Stage 2's zero-initialization + weakened identity factor is a subtle yet effective design choice that prevents catastrophic forgetting and condition imbalance.
Unexpected benefit of the SimSwap encoder: Beyond encoding expression and pose, the encoder implicitly captures lighting conditions — a noteworthy byproduct.

Limitations & Future Work¶

Built on SD 1.5 (\(512 \times 512\)), the method is constrained by the base model's resolution and does not adopt more modern architectures such as DiT or FLUX.
The pose distance (3.69) is inferior to DiffSwap (2.43), indicating that identity constraints partially sacrifice pose alignment.
Stage 3 requires 50-step DDIM sampling with backpropagation, leading to high training costs (partially mitigated by random \(k\)-step gradient computation).
The 4.5 million training images are sourced from the internet; data quality and privacy concerns are not discussed.
Systematic evaluation on challenging scenarios such as cross-race and cross-age face swapping is absent.

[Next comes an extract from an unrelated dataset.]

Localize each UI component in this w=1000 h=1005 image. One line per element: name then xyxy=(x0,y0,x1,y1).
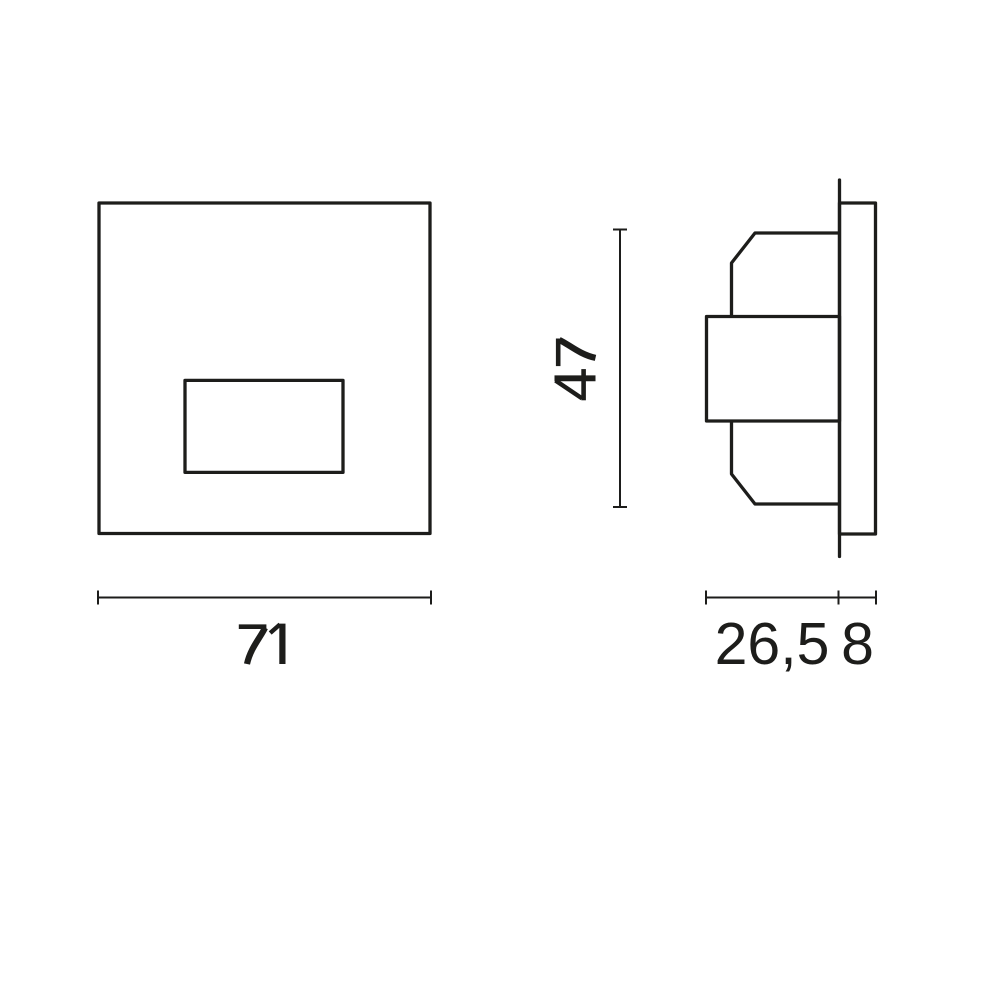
svg-text:26,5: 26,5 xyxy=(715,611,830,677)
svg-text:8: 8 xyxy=(841,611,874,677)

The concept of condition priority can generalize to other multi-condition generation tasks (e.g., determining priority when simultaneously controlling identity, style, and layout).
The staged condition injection paradigm is applicable to any diffusion model fine-tuning scenario with condition conflicts.
End-to-end DDIM refinement with random-step gradient computation represents a general post-training enhancement strategy applicable to other generative quality optimization tasks.
The reuse of the SimSwap attribute encoder within a diffusion framework demonstrates that modules from the GAN era retain transferable value.

Rating¶

Novelty: ⭐⭐⭐⭐ The identity-constrained multi-stage training paradigm and decoupled condition injection design are novel with clear intuition.
Experimental Thoroughness: ⭐⭐⭐⭐ Six comparison methods, quantitative evaluation, user study, comprehensive ablation, and visualization analysis.
Writing Quality: ⭐⭐⭐⭐ Motivation is clearly articulated; Fig. 2/3 provides highly intuitive visualization of the condition conflict.
Value: ⭐⭐⭐⭐ The ideas of multi-condition decoupling and priority-based training are broadly applicable beyond the specific task of face swapping.